Miami Coach Dave Wannstedt is 1-11 against Seattle Coach Mike Holmgren, his opponent in the Dolphins’ opener against the Seahawks. Holmgren then was with the Packers and Wannstedt was with the Bears. “Brett Favre. Reggie White. Next question,” Wannstedt said. “They won a Super Bowl, you know.”

The Scott Frost starting at safety for the Jets is the former Nebraska quarterback who helped lead the Cornhuskers to an undefeated season in 1997. . . . Bear offensive coordinator Gary Crowton, who began his coaching career at Brigham Young in 1982 and was born in Provo, Utah, is mentioned as a popular choice to replace retiring BYU Coach LaVell Edwards after this season.

The NFL’s all-time sack leaders will be on the same field for the Carolina-Washington game--and White and Bruce Smith will each be playing his first game for a new team. White, the NFL’s career leader with 192 1/2 sacks, came out of retirement to play for the Panthers, and Smith, second with 171 sacks, signed with the Redskins as a free agent.

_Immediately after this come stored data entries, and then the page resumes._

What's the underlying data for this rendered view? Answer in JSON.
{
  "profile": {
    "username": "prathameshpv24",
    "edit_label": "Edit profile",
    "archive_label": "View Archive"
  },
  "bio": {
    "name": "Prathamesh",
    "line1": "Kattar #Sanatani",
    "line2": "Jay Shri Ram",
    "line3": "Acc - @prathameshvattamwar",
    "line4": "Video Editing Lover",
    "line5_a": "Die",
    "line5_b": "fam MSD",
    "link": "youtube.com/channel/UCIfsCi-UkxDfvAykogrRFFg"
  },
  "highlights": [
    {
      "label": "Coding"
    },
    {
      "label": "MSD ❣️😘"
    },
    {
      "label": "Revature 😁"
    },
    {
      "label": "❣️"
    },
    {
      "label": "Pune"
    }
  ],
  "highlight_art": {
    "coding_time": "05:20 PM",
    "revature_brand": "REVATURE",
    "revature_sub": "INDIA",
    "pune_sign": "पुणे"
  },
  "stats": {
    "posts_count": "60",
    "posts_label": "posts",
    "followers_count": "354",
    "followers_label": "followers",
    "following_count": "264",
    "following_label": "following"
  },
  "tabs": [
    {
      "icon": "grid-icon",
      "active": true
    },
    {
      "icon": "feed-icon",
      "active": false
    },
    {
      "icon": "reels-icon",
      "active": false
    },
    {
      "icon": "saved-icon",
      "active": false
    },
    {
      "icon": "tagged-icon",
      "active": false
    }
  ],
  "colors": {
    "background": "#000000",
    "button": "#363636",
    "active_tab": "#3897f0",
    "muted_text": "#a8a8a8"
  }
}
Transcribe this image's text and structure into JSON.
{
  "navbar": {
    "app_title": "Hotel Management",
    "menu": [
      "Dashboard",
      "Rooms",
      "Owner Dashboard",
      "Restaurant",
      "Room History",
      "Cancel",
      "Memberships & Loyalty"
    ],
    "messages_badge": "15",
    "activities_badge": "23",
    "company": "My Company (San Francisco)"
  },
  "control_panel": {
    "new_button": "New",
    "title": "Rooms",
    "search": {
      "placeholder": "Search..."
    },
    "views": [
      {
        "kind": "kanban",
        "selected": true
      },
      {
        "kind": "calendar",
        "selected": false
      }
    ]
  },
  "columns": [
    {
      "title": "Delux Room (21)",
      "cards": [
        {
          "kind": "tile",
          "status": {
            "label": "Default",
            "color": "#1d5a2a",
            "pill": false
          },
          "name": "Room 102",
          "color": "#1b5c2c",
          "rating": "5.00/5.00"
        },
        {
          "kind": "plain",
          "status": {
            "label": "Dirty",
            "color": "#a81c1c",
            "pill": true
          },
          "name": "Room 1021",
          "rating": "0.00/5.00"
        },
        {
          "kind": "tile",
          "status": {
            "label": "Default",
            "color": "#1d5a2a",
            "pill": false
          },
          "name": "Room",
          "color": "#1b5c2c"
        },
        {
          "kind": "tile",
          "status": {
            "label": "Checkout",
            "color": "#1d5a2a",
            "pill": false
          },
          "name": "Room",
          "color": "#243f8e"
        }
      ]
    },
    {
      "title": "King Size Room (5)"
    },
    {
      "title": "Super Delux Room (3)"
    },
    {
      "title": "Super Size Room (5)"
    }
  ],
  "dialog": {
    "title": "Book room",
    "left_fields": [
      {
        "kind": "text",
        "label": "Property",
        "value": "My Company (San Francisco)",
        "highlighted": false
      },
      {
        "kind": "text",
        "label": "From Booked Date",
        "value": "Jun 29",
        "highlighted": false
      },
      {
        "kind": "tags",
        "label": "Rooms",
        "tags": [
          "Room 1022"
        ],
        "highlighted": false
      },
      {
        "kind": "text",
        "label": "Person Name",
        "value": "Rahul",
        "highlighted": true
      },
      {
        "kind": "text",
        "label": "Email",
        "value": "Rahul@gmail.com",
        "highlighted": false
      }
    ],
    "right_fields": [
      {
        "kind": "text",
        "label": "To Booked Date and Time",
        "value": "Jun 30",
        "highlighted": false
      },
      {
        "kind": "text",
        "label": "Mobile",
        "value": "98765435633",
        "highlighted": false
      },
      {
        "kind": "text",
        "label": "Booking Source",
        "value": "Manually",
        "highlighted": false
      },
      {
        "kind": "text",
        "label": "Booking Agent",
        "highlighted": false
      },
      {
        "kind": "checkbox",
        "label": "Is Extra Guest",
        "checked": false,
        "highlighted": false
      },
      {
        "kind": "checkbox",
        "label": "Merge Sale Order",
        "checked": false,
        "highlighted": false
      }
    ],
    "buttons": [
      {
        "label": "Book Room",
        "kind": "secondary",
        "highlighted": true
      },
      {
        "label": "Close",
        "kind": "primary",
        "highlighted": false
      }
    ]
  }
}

Former UCLA receiver Danny Farmer, a fourth-round pick, became the highest draft pick in 15 years to be cut by the Pittsburgh Steelers before his rookie season. Farmer received a $297,000 signing bonus. . . . The NFL will discontinue Labor Day weekend openers after this season. Openers will be scheduled for the weekend after Labor Day beginning next season.